Las Tunas.- En Cuba y Las Tunas, la soberanía alimentaria, hecha también de plantaciones de cultivos varios, se cosecha con gotas de sudor y manos femeninas que hacen tanto como los hombres; incluso, un poco más, cuando se suman los quehaceres domésticos y la atención de la familia.
Dedicarles el actual año 2026 es un regalo para las mujeres agricultoras y más que eso, es recordar al mundo que detrás de sombreros, pañuelos y vestimentas que protegen del sol, hay alma, sensibilidad y un compromiso creciente de aportar a la sociedad, de ser útiles más allá de las paredes hogareñas.
Las circunstancias varían de un sitio a otro; pero, en todos los lugares ellas transforman los sistemas agroalimentarios, a veces dando instrucción y ejemplo y en otras oportunidades, como productoras directas que transforman la tierra vacía en hermosos campos.
Maricela, del Cerro de Caisimú; Margarita, de San Gregorio; Martica, de Dumañuecos; y Moraima, de Barranca, inician sus nombres con la letra M, la misma que está al comienzo de la palabra mujer. Como ellas, muchas otras protagonizan batallas diarias que siempre les dan la victoria.

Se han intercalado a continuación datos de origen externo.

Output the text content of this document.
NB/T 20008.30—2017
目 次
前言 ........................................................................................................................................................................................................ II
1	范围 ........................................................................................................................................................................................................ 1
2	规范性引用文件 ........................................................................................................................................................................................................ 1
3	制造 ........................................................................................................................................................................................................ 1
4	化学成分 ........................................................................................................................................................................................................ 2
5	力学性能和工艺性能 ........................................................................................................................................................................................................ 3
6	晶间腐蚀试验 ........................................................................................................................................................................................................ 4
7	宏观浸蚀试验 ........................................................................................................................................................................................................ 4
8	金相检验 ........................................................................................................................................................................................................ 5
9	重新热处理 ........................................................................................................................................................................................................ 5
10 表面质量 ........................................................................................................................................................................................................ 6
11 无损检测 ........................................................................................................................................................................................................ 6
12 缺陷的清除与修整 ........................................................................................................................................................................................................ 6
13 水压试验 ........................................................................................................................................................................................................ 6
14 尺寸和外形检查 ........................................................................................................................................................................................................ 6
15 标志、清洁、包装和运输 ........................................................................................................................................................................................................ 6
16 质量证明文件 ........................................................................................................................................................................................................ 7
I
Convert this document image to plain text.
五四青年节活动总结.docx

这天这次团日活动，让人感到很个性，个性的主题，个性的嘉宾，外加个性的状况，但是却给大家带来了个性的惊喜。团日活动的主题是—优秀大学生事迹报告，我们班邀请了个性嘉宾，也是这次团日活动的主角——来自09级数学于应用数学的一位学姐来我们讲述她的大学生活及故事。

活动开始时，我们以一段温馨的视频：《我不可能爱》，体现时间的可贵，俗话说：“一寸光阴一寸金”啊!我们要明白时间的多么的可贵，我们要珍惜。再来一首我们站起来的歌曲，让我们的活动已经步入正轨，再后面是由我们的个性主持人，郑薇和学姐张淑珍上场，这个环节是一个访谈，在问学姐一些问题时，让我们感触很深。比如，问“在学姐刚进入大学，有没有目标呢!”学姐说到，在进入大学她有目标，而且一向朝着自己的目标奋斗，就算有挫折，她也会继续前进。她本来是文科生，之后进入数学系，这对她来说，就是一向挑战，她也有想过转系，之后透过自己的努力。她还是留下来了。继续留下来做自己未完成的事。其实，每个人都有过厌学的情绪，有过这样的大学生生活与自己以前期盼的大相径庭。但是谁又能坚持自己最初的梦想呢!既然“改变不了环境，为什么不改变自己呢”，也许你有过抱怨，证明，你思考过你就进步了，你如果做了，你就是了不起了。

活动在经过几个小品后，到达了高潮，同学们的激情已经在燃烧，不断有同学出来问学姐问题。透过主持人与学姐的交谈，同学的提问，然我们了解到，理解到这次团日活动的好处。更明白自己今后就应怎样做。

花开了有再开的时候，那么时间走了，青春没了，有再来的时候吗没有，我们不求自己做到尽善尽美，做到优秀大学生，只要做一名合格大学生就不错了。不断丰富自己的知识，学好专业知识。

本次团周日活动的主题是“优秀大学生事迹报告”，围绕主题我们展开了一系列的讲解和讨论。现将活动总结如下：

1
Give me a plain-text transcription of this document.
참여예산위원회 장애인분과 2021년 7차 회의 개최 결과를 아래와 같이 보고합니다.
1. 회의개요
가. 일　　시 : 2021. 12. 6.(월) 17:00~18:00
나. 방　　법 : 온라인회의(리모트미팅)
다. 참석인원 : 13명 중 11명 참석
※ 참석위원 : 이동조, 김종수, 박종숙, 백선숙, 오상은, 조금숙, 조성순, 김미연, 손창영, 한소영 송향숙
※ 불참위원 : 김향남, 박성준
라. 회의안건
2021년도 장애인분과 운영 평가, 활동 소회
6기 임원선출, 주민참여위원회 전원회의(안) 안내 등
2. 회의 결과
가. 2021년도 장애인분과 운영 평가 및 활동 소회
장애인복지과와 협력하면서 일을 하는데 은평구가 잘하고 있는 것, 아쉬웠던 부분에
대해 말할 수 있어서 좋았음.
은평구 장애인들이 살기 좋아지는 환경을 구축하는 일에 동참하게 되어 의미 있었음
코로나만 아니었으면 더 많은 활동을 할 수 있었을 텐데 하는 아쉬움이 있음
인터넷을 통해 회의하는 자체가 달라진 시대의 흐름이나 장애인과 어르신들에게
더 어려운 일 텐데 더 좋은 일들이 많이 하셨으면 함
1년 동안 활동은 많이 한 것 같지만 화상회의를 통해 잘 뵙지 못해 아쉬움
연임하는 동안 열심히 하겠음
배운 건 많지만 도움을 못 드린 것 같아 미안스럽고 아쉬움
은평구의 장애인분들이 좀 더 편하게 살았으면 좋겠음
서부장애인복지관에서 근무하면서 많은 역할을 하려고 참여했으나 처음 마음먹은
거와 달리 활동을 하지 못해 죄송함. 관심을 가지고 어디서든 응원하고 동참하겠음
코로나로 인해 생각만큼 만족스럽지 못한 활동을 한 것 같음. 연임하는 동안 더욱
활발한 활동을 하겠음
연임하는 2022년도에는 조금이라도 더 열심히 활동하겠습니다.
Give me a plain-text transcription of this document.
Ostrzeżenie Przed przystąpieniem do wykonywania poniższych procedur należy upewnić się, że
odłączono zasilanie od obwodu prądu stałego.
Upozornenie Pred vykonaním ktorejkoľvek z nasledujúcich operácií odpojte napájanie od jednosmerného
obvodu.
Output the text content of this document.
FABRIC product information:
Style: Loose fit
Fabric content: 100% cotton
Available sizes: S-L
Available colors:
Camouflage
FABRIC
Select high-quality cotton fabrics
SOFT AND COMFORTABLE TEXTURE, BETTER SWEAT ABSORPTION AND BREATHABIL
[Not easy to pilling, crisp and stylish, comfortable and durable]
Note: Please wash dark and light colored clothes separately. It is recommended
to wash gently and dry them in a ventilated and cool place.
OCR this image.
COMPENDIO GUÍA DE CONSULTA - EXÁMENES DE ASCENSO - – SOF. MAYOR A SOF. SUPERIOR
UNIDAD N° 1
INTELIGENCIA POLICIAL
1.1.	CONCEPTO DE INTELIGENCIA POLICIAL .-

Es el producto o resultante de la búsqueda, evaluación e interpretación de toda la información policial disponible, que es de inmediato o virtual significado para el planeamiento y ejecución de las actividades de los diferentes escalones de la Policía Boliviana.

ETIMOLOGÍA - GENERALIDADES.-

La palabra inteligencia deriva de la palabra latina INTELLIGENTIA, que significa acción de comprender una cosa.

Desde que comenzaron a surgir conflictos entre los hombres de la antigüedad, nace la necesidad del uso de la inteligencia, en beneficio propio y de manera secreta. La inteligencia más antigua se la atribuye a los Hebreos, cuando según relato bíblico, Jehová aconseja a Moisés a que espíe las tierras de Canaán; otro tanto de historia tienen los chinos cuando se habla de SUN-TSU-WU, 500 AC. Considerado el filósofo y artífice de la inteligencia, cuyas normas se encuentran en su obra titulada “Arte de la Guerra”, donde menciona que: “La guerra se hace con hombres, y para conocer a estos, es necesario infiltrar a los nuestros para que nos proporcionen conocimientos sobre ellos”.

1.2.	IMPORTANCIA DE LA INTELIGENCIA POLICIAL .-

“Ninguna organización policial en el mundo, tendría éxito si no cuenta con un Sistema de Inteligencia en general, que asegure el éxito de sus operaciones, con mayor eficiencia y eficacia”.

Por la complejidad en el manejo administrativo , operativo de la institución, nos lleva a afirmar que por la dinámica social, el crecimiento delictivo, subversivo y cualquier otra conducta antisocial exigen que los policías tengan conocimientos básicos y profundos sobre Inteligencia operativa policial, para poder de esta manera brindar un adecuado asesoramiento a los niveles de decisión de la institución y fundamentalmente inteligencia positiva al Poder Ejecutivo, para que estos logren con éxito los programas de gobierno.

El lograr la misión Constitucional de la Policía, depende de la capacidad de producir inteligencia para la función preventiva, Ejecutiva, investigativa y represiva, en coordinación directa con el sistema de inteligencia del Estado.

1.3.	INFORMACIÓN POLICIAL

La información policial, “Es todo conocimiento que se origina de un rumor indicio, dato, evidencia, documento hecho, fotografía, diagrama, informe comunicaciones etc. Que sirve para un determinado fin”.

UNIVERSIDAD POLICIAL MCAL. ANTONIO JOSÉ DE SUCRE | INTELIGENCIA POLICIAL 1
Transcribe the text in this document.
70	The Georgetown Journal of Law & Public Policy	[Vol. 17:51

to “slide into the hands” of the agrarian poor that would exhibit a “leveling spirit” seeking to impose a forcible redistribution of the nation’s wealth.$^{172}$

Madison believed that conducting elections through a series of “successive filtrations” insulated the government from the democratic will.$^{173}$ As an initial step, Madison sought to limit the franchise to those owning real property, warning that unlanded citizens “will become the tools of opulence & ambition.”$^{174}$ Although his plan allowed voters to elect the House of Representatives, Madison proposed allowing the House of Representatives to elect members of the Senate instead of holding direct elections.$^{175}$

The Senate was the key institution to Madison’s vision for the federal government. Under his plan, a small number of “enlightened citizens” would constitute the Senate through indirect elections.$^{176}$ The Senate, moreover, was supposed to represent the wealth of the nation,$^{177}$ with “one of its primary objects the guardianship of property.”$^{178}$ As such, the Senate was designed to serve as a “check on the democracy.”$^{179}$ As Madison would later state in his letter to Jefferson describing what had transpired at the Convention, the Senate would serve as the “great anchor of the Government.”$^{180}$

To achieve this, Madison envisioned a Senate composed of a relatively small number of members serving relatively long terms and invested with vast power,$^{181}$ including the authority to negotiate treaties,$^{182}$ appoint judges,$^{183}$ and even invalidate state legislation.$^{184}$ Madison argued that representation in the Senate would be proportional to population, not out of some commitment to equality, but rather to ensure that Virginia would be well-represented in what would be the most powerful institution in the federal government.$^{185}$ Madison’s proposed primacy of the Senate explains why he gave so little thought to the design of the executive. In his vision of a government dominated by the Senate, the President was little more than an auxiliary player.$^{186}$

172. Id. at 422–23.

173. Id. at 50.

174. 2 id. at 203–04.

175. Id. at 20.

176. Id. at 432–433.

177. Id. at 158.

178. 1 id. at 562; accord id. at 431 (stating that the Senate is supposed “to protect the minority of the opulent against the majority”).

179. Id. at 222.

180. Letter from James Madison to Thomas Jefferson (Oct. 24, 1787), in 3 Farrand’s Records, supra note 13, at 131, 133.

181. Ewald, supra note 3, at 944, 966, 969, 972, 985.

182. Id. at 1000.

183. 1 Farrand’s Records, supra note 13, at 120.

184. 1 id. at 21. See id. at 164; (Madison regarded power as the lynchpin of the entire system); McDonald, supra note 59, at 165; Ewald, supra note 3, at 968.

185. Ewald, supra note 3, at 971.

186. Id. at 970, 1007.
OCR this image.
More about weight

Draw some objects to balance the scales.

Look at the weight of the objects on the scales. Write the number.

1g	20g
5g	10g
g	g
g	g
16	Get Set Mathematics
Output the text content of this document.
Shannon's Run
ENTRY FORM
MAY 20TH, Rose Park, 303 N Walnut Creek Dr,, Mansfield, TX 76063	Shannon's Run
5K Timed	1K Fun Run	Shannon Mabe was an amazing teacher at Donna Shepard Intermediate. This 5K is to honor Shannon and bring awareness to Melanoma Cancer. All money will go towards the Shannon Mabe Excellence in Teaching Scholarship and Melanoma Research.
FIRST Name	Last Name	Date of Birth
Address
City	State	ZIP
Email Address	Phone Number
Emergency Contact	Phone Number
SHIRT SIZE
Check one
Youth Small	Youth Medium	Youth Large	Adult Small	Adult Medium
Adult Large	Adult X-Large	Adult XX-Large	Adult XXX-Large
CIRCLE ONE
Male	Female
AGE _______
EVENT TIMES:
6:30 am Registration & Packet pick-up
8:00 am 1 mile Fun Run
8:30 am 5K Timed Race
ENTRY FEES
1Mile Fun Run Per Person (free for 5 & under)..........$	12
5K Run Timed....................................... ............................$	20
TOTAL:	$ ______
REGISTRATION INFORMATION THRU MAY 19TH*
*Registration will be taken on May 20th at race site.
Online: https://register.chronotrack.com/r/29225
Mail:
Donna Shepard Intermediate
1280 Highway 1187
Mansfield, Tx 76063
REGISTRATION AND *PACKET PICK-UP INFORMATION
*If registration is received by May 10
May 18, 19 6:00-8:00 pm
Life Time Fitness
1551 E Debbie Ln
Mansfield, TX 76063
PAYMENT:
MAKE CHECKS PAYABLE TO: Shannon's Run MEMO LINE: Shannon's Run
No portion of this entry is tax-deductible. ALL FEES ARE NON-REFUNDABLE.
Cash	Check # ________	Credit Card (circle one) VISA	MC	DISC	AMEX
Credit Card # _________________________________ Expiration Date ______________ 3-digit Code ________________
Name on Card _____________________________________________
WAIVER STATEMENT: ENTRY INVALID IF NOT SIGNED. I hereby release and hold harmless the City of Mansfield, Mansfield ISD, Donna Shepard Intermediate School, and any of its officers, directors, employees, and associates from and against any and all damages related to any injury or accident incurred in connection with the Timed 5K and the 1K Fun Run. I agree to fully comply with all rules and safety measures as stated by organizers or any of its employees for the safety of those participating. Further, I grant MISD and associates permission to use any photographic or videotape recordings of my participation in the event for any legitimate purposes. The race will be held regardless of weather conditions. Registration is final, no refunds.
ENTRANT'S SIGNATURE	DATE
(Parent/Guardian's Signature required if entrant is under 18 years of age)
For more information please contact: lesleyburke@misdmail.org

Se consideran atrevidas y desafían los imposibles, casi siempre con la mirada serena, la sonrisa en el rostro y la seguridad del éxito porque impregnan a cada acción la confianza que han ganado durante años, a fuerza de algunos fracasos y muchos triunfos.
En apariencias, las mujeres agricultoras son comunes y en esencia, tienen alas que superan obstáculos de caminos difíciles. A pesar de los desafíos actuales, su optimismo reina en la tierra roturada, frente a las hierbas, en cada siembra, durante las cosechas y cuando comparten el fruto de su esfuerzo.
El amor sí tiene que ver con la agricultura. Ellas lo demuestran en muchísimas oportunidades y tienen razón cuando piensan que los sueños de hermosos cultivos siempre se cumplen. Solo hay que ponerles alma y voluntad, lo que sobra a las féminas que en Las Tunas siembran y cosechan.